Le scientifique s’informe. « À l’époque, l’Europe mettait en place une première réglementation sur la mesure des émissions de CO2 dans l’aviation, à travers le dispositif EU ETS (système d’échange de quotas d’émission de gaz à effet de serre, NDLR). Les compagnies aériennes devaient mesurer leurs émissions, les déclarer et acheter des crédits carbone pour compenser ces émissions. Je me suis dit que
c’était peut-être l’occasion de faire quelque chose ». En 2010, OpenAirlines participe à un projet de R & D européen dans le cadre de l’appel à projet CleanSky. « J’ai monté un consortium avec d’autres PME, l’Enac et des compagnies aériennes. C’est à partir de là qu’on a vraiment pu travailler avec des données de compagnies, avec des pilotes, et qu’on a développé le début de notre technologie. Grâce à l’analyse de ces données, nous avons pu formuler des conseils, ce qui a permis rapidement aux compagnies
d’économiser du carburant. On s’est dit qu’on tenait quelque chose. Nous nous sommes alors entièrement consacrés au développement du logiciel sur nos fonds propres. Cela nous a pris encore deux ans. Mi 2013, nous avons sorti notre solution et signé un premier contrat avec Transavia qui a été notre compagnie de lancement. »

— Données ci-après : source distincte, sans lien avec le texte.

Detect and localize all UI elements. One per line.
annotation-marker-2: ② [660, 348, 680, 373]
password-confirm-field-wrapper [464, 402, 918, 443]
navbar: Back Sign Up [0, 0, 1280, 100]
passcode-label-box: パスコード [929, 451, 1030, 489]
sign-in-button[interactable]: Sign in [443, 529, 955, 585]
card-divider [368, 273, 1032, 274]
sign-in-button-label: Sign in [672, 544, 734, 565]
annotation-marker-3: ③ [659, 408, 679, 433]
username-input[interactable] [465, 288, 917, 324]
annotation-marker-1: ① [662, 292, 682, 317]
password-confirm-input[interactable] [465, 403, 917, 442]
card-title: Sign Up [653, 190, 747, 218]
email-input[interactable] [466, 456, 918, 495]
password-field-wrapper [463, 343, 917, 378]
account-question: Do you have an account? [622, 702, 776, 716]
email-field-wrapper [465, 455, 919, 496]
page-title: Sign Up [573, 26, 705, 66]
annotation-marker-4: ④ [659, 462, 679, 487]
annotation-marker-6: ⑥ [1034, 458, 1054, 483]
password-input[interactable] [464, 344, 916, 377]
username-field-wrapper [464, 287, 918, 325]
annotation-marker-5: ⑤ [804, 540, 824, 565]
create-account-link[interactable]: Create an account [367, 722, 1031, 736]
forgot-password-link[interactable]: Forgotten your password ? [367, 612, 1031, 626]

À travers le parcours d’entrepreneur d’Alexandre Feray, deux figures apparaissent filigrane : un grand-père, parti de rien, ancien routier qui a créé une petite entreprise de transports, et un père « au parcours incroyable ». Instituteur, ce dernier a repris des études de médecine, tout en continuant d’enseigner. Devenu chirurgien, il a, à la cinquantaine, acheté une clinique, avant, à l’heure de la retraite, de reprendre un vignoble… « Deux exemples de personnes qui, parties de rien, ont entrepris et réussi. C’est ce qui m’intéressait dans l’aventure : voir, si en partant moi aussi de rien, puisque j’ai démissionné d’Air France, j’étais seul avec 20 K€, ce que je pourrais donner. »
Regrette-t-il ses choix ?

« Je travaille tout le temps, je gagne beaucoup moins d’argent et je n’ai plus de voyage gratuit, mais j’adore ! »

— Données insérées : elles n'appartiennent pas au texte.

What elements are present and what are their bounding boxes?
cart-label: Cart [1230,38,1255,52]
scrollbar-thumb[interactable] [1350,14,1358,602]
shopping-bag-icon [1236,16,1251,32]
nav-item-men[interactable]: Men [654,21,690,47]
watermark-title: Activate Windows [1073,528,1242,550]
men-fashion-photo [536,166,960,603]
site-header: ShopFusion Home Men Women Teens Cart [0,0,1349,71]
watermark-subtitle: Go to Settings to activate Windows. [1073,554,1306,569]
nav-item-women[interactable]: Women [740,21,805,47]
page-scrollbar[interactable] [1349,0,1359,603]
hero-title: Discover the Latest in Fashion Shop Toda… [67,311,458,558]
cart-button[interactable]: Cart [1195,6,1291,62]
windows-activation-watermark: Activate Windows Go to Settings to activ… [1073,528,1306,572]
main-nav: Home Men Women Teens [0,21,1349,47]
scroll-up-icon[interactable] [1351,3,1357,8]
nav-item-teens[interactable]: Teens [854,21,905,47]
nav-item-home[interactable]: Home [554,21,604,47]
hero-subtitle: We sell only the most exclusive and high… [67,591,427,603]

Alexandre Feray dit aussi la chance d’avoir été soutenu par le fonds Alter Equity, premier fonds à impact en France. « Cela nous a fait beaucoup progresser en matière de RSE. Depuis cette époque, on compense toutes nos émissions de CO2 via des actions de reforestation menées au Pérou par une association. On passe beaucoup de temps à former les gens et on fait très attention à l’égalité femmes-hommes. Plus de la moitié de notre équipe de management est ainsi composée de femmes ce qui est rare dans le numérique et l’aéronautique. On a aussi réservé 10 % du capital pour associer tous les salariés qui sont tous très impliqués dans la transition écologique. C’est un vrai atout pour recruter des jeunes, qui ont besoin de trouver du sens », conclut-il.